Ben Nadel
On User Experience (UX) Design, JavaScript, ColdFusion, Node.js, Life, and Love.
I am the chief technical officer at InVision App, Inc - a prototyping and collaboration platform for designers, built by designers. I also rock out in JavaScript and ColdFusion 24x7.
Meanwhile on Twitter
Loading latest tweet...
Ben Nadel at BFusion / BFLEX 2009 (Bloomington, Indiana) with: Simon Free

Parsing CSV Values In ColdFusion While Handling Embedded Qualifiers And Delimiters

By Ben Nadel on
Tags: ColdFusion

This is another attempt to parse CSV (comma separated values) values according to the CSV standard file format. What makes parsing CSV data so difficult is that the field and record delimiters may or may not be delimiters. If either delimiter is within a qualified field, then that character is just a character literal and NOT a functional delimiter. Along the same lines, qualifiers can be escaped and used as character literals within a qualified field.

This all makes for quite a headache. This ColdFusion user defined function (UDF), CSVToArray(), can handle all of that. It can handle embedded field (ex. comma) and record (ex. new line) delimiters as both delimiters and embedded characters. It does this be splitting the entire string on both delimiters and then looping over the tokens. This method has the advantage of not having to check individual characters, which should be faster, but it does have the downside of also having to keep track of the individual delimiters which can be slower.

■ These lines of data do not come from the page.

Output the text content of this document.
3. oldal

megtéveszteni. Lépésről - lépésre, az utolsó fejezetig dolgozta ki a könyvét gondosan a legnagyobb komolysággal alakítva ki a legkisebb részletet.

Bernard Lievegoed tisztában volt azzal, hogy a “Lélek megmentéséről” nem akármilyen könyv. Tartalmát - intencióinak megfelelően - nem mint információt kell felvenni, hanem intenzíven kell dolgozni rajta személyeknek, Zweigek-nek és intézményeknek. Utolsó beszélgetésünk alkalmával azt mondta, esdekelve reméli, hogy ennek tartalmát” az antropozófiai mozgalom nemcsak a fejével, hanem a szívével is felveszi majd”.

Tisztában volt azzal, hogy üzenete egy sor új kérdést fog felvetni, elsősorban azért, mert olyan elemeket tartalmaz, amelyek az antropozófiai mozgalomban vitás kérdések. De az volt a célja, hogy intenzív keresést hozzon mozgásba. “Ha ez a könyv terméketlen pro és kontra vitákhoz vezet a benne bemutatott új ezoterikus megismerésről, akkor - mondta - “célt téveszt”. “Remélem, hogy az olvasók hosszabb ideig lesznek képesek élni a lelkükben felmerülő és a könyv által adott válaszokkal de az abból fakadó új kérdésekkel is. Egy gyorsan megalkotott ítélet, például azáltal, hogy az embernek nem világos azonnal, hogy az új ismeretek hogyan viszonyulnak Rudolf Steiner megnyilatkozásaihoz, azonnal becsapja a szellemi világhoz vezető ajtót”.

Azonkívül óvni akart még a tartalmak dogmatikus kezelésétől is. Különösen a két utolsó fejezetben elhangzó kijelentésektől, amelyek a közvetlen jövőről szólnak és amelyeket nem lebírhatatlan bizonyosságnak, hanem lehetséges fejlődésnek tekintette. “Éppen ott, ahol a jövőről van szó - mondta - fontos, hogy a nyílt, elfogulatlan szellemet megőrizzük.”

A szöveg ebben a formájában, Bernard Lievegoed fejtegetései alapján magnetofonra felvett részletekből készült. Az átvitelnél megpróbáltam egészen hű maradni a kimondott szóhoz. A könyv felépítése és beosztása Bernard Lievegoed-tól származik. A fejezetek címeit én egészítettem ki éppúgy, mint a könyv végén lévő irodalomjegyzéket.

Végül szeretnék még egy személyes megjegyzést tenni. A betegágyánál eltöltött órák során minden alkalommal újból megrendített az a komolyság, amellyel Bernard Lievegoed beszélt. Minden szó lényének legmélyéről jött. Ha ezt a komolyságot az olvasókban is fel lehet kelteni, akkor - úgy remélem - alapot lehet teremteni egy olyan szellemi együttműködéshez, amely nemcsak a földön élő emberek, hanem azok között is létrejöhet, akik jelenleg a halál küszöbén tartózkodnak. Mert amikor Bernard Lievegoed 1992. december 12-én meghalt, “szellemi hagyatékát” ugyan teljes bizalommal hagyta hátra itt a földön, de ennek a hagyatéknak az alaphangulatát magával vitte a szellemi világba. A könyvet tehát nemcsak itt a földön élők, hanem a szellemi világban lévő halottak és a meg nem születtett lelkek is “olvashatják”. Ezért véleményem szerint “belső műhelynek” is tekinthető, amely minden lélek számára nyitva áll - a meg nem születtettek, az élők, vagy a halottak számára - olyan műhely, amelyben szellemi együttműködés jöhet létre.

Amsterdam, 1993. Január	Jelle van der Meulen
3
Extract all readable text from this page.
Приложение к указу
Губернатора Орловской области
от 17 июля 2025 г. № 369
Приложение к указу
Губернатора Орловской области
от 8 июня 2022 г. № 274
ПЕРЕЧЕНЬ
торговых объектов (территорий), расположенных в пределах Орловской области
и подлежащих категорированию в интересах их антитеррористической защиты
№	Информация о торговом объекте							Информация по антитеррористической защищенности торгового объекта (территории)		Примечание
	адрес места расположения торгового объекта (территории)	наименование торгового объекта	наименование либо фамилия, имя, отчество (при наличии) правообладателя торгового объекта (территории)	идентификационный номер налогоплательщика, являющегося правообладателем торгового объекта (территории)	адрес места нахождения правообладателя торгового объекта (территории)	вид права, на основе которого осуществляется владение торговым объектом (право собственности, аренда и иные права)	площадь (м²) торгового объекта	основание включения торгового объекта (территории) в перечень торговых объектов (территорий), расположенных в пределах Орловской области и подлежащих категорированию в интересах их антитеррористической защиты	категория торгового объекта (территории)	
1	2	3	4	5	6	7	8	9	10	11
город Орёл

Keeping track of the delimiters in their own array was a new approach for me. I basically stripped out all the non-delimiter characters from the original string and then got the character array of that string. This put each delimiter into its own array index. This was tremendously helpful because after each token value retrieval, I could easily check to see which delimiter came just before or just after it. While this adds overhead, without this information, I would NEVER have been able to gracefully handle embedded record delimiters.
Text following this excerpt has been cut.